75bp Hike is a Given, But Fed Could Still Surprise

By: Matthew Graham

A few weeks ago, expectations ramped up for the Fed to hike rates by 100bps at the conclusion of today's meeting.  That sentiment lasted only a few days before Fed speakers spoke up in unison in favor of a 75bp hike.  Weaker economic data since then has removed all doubt.  All that to say the hike itself will not be news today.  Rather, it will be the framing of the Fed's reaction function going forward.  The recently weak econ data gives Powell a chance to remind the market that inflation is a more relevant concern than recession. 

Indeed, the market may have been having its own thoughts along those lines based on mid-2023 Fed Funds Futures, which have been creeping back up very steadily over the past few days (green line below).

On a more upbeat note, this hike also puts the Fed in a rate range that is close enough to "neutral" to open discussion about hitting a terminal rate in the next meeting or two.  Remember, the neutral rate is the one that neither promotes expansion or contraction, and/or the one that results in stable 2% inflation.  The terminal rate is a bit higher in the current case, and simply refers to the rate at which the Fed stops hiking.  

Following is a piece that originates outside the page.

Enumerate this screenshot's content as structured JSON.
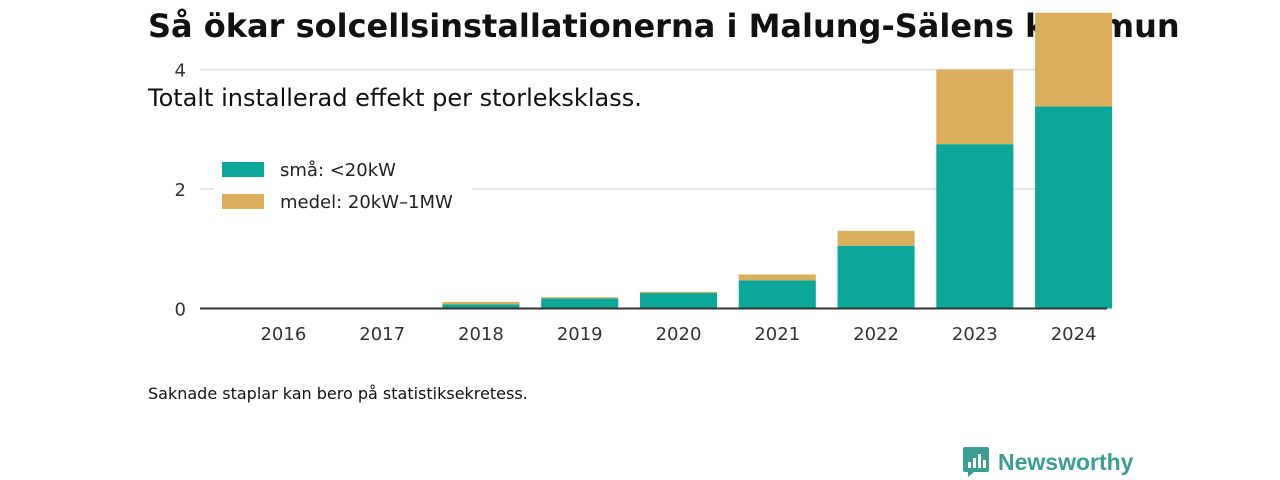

Several Fed speakers mentioned the possibility of the Fed Funds Rate being close to neutral after today's meeting.  Powell can go a step further and address the extent to which the committee sees the need to pursue a substantially higher terminal rate in light of its assessment of inflation and data.  Whatever the case, expect Powell to fall back on the "data dependent" stance when it comes to the outlook.  There are a few different ways he could communicate that, however, and those variations coincide with today's potential volatility.  The more he says "we don't care about the economy if inflation is still moving up," the more we could see brief, but sharp upward movement in rates.  The more he says "we're seeing more and more signs of inflation turning a corner and we think we're getting very close to a terminal rate after this hike," the more we could see the big technical floors in bonds get obliterated.